[[!tag minipc router]]

We needed a router and wifi access point in the office, and simultaneously both I and my co-worker Ivan needed such a thing at our respective homes. After some discussion, and after reading articles in Ars Technica about building PCs to act as routers, we decided to do just that.

  • The PC solution seem to offer better performance, but this is actually not a major reason for us.

  • We want to have systems we understand and can hack. A standard x86 PC running Debian sounds ideal to use.

  • Why not a cheap commercial router? They tend to be opaque and mysterious, and can't be managed with standard tooling such as Ansible. They may or may not have good security support. Also, they may or may not have sufficient functionality to be nice things, such as DNS for local machines, or the full power if iptables for firewalling.
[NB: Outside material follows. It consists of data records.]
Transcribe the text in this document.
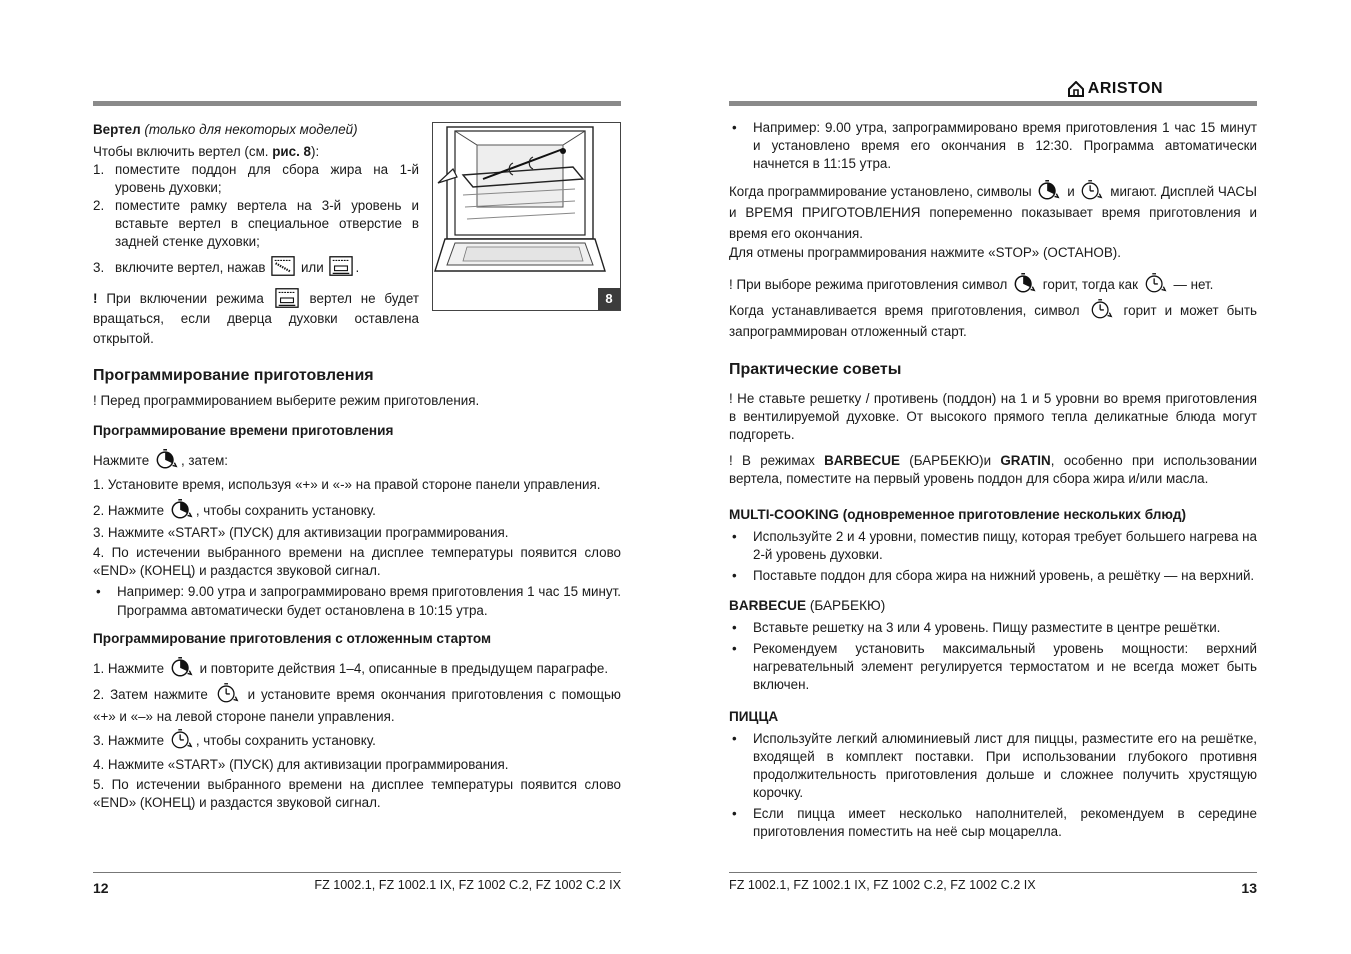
Вертел (только для некоторых моделей)

Чтобы включить вертел (см. рис. 8):

1. поместите поддон для сбора жира на 1-й уровень духовки;
2. поместите рамку вертела на 3-й уровень и вставьте вертел в специальное отверстие в задней стенке духовки;
3. включите вертел, нажав	или .

! При включении режима	вертел не будет вращаться, если дверца духовки оставлена открытой.

8
Программирование приготовления

! Перед программированием выберите режим приготовления.

Программирование времени приготовления

Нажмите , затем:

1. Установите время, используя «+» и «-» на правой стороне панели управления.

2. Нажмите , чтобы сохранить установку.

3. Нажмите «START» (ПУСК) для активизации программирования.

4. По истечении выбранного времени на дисплее температуры появится слово «END» (КОНЕЦ) и раздастся звуковой сигнал.

• Например: 9.00 утра и запрограммировано время приготовления 1 час 15 минут. Программа автоматически будет остановлена в 10:15 утра.
Программирование приготовления с отложенным стартом

1. Нажмите	и повторите действия 1–4, описанные в предыдущем параграфе.

2. Затем нажмите	и установите время окончания приготовления с помощью «+» и «–» на левой стороне панели управления.

3. Нажмите , чтобы сохранить установку.

4. Нажмите «START» (ПУСК) для активизации программирования.

5. По истечении выбранного времени на дисплее температуры появится слово «END» (КОНЕЦ) и раздастся звуковой сигнал.

12	FZ 1002.1, FZ 1002.1 IX, FZ 1002 C.2, FZ 1002 C.2 IX
ARISTON
• Например: 9.00 утра, запрограммировано время приготовления 1 час 15 минут и установлено время его окончания в 12:30. Программа автоматически начнется в 11:15 утра.

Когда программирование установлено, символы	и	мигают. Дисплей ЧАСЫ и ВРЕМЯ ПРИГОТОВЛЕНИЯ попеременно показывает время приготовления и время его окончания.

Для отмены программирования нажмите «STOP» (ОСТАНОВ).

! При выборе режима приготовления символ	горит, тогда как	— нет.

Когда устанавливается время приготовления, символ	горит и может быть запрограммирован отложенный старт.

Практические советы

! Не ставьте решетку / противень (поддон) на 1 и 5 уровни во время приготовления в вентилируемой духовке. От высокого прямого тепла деликатные блюда могут подгореть.

! В режимах BARBECUE (БАРБЕКЮ)и GRATIN, особенно при использовании вертела, поместите на первый уровень поддон для сбора жира и/или масла.

MULTI-COOKING (одновременное приготовление нескольких блюд)
• Используйте 2 и 4 уровни, поместив пищу, которая требует большего нагрева на 2-й уровень духовки.
• Поставьте поддон для сбора жира на нижний уровень, а решётку — на верхний.
BARBECUE (БАРБЕКЮ)
• Вставьте решетку на 3 или 4 уровень. Пищу разместите в центре решётки.
• Рекомендуем установить максимальный уровень мощности: верхний нагревательный элемент регулируется термостатом и не всегда может быть включен.
ПИЦЦА
• Используйте легкий алюминиевый лист для пиццы, разместите его на решётке, входящей в комплект поставки. При использовании глубокого противня продолжительность приготовления дольше и сложнее получить хрустящую корочку.
• Если пицца имеет несколько наполнителей, рекомендуем в середине приготовления поместить на неё сыр моцарелла.
FZ 1002.1, FZ 1002.1 IX, FZ 1002 C.2, FZ 1002 C.2 IX	13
  • Why not OpenWRT? Some models of commercial routers are supported by OpenWRT. Finding good hardware that is also supported by OpenWRT is a task in itself, and not the kind of task especially I like to do. Even if one goes this route, the environment isn't quite a standard Linux system, because of various hardware limitations. (OpenWRT is a worthy project, just not our preference.)

We got some hardware:

Component Model Cost
Barebone Qotom Q190G4, VGA, 2x USB 2.0, 134x126x36mm, fanless 130€
CPU Intel J1900, 2-2.4GHz quad-core -
NIC Intel WG82583, 4x 10/100/1000 -
Memory Crucial CT102464BF160B, 8GB DDR3L-1600 SODIMM 1.35V CL11 40€
SSD Kingston SSDNow mS200, 60GB mSATA 42€
WLAN AzureWave AW-NU706H, Ralink RT3070L, 300M 802.11b/g/n, half mPCIe 17€
mPCIe adapter Half to full mPCIe adapter 3€
Antennas 2x 2.4/5GHz 6dBi, RP-SMA, U.FL Cables 7€

These were bought at various online shops, including AliExpress and verkkokauppa.com.

After assembling the hardware, we installed Debian on them:

  • Connect the PC to a monitor (VGA) and keyboard (USB), as well as power.

  • I built a "factory image" to be put on the SSD, and a USB stick installer image, which includes the factory one. Write the installer image on a USB stick, boot off that, then copy the factory image to the SSD and reboot off the SSD.

  • The router now runs a very bare-bones, stripped-down Debian system, which runs a DHCP server on eth3 (marked LAN4 on the box). You can log as root on the console (no password), or via ssh, but for ssh you need to replace the /home/ansible/.ssh/authorized_keys file with one that contains only your public ssh key.

  • Connect a laptop to the Ethernet port marked LAN4, and get an IP address with DHCP.

  • Log in with ssh to ansible@10.0.0.4, and verify that sudo id works without password. Except you can't do this, unless you put in your ssh key in the authorized keys file above.

  • Git clone the ansible playbooks, adjust their parameters in minipc-router.yml as wanted, and run the playbook. Then reboot the router again.

  • You should now have wifi, routing (with NAT), and be generally speaking able to do networking.

There's a lot of limitations and problems:

  • There's no web UI for managing anything. If you're not comfortable doing sysadmin via ssh (with or without ansible), this isn't for you.

  • No IPv6. We didn't want to enable it yet, until we understand it better. You can, if you want to.

  • No real firewalling, but adjust roles/router/files/ferm.conf as you wish.

  • The router factory image is 4 GB in size, and our SSD is 60 GB. That's a lot of wasted space.

  • The router factory image embeds our public keys in the ansible user's authorized keys file for ssh. This is because we built this for ourselves first. If there's interest by others in using the images, we'll solve this.